His mom, Debbie Russo, became frantic, and drove through the night looking for him.

"He is clearly, you know, way over the edge emotionally. I was calling his cell phone. His friends were calling his cell phone, and he wouldn't answer," recalls Russo. "If he did answer he was screaming, 'I'm gonna kill myself' and crying."

This time, it took the police to calm Chris down. Desperate, Russo took her son to see a series of doctors. She says that none of them asked her if her son could be doing steroids.


Finally, it was a news story that made Chris realize the danger he was in. It was a story about a friend from school, Taylor Hooton, who had committed suicide six months earlier.

"Chris brought me this article. It was an article that Don and Gwen Hooton were convinced that steroids had taken their son's life," says Russo. "I realized like, wow, this is how I felt."

Hooton, 17, was a starting pitcher and a popular student at Plano West High School. His downward spiral is a hauntingly familiar story. When his coaches urged him to get bigger, somehow, the message he got was to use steroids.

A family vacation ended in disaster when Taylor was caught stealing. He was grounded, and sent to his room, where he later killed himself.

"He wanted to be No. 1. He wanted to look good and he took the easy way to get that effect, and it cost him his life," says Taylor's mom, Gwen.

Now, Taylor's father is on a mission. Don Hooton traveled to Washington, D.C., to testify before a Senate hearing: "The reason that I am here today to share with you a little of what I've learned about steroids so that you will be able to benefit from our experience. … I am absolutely committed to seeing that Taylor's death will not go in vain."

Don and Gwen Hooton recently opened the Taylor Hooton Foundation.
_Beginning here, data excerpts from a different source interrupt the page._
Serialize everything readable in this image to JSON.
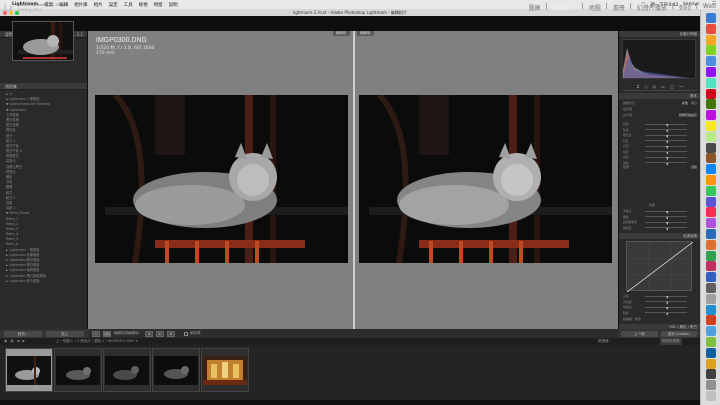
{
  "menubar": {
    "app": "Lightroom",
    "items": [
      "檔案",
      "編輯",
      "相片庫",
      "相片",
      "設定",
      "工具",
      "檢視",
      "視窗",
      "說明"
    ],
    "clock": "週一下午4:42",
    "user": "kennyc"
  },
  "window": {
    "title": "lightroom-2.lrcat - Adobe Photoshop Lightroom - 編輯相片"
  },
  "lr": {
    "logo": "Lr",
    "id_line1": "Adobe Lightroom CC 2015",
    "id_line2": "kenny chu",
    "modules": [
      "圖庫",
      "編輯相片",
      "地圖",
      "書冊",
      "幻燈片播放",
      "列印",
      "Web"
    ],
    "active_module": "編輯相片"
  },
  "left_panel": {
    "navigator_label": "導覽器",
    "navigator_opts": [
      "適合",
      "填滿",
      "1:1"
    ],
    "presets_label": "預設集",
    "preset_rows": [
      "► Lr",
      "► Lightroom 一般預設",
      "▼ Lookforward.net Wedding",
      "  ▼ Lightroom",
      "      工作風格",
      "      黑白風格",
      "      復古風格",
      "      寶石色",
      "      夏日",
      "      夏日 2",
      "      夏日午後",
      "      夏日午後 2",
      "      香港復古",
      "      高對比",
      "      高對比黑白",
      "      低對比",
      "      暖色",
      "      冷色",
      "      銀鹽",
      "      韓式",
      "      韓式 2",
      "      清新",
      "      清新 2",
      "  ▼ Retro_Preset",
      "      Retro_1",
      "      Retro_2",
      "      Retro_3",
      "      Retro_4",
      "      Retro_5",
      "      Retro_6",
      "► Lightroom 一般預設",
      "► Lightroom 效果預設",
      "► Lightroom 曝光預設",
      "► Lightroom 黑白預設",
      "► Lightroom 銳利預設",
      "► Lightroom 黑白濾鏡預設",
      "► Lightroom 影片預設"
    ],
    "copy_button": "拷貝...",
    "paste_button": "貼上"
  },
  "center": {
    "image_title": "IMGP0300.DNG",
    "exif": "1/320 秒, f / 2.8, ISO 1600",
    "focal": "170 mm",
    "before_label": "編輯前",
    "after_label": "編輯後"
  },
  "toolbar": {
    "view_label": "YY",
    "mode_label": "編輯前與編輯後：",
    "soft_proof": "軟校樣"
  },
  "right_panel": {
    "histogram_label": "色階分佈圖",
    "basic_label": "基本",
    "treatment": "處理方式",
    "color_opt": "彩色",
    "bw_opt": "黑白",
    "profile": "設定檔",
    "wb_label": "白平衡",
    "wb_value": "相機原始設定",
    "tone_label": "色調",
    "auto_label": "自動",
    "presence_label": "外觀",
    "sliders_basic": [
      "色溫",
      "色調",
      "曝光度",
      "對比",
      "亮部",
      "陰影",
      "白色",
      "黑色"
    ],
    "sliders_presence": [
      "清晰度",
      "細節",
      "自然飽和度",
      "飽和度"
    ],
    "tone_curve_label": "色調曲線",
    "curve_sliders": [
      "亮部",
      "亮色調",
      "暗色調",
      "陰影"
    ],
    "point_curve": "點曲線：線性",
    "hsl_label": "HSL / 顏色 / 黑白",
    "hsl_tabs": [
      "色相",
      "飽和度",
      "明亮度",
      "全部"
    ],
    "prev_button": "上一個",
    "reset_button": "重設 (Adobe)"
  },
  "filmstrip": {
    "path": "上一個匯入  /  4 張相片 / 選取 1 / IMGP0300.DNG ▾",
    "filter_label": "篩選器：",
    "filter_value": "關閉篩選器"
  }
}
They are pushing for new laws, and spreading the word about the dangers of steroid abuse.

"Gwen and Don Hooton saved Chris' life," says Russo. "Because had they not decided to share their own personal tragedy, I'm fairly positive that Chris would have done the steroids again, and would probably be dead by now."

"He's going to have a tough fight, just like any other child who has done steroids," says Babette Farkus, Chris' psychiatrist. "I do think Chris, however, will stay clean because he's had such profound consequences to his personal life."

Chris is now on medication designed to help control his severe mood swings. He's been off steroids for a year now, but he says he doesn't feel good. "Everybody just says I'm starting to look better, but I feel like mentally drained," says Chris.

But no one thinks this battle will be easy.

"I would say right now we have more good days than bad days. And that's an improvement," says Russo. "The biggest fear that I have is that I don't know what long-term effects he's going to have from the steroid use. I don't know that anybody else knows that, either."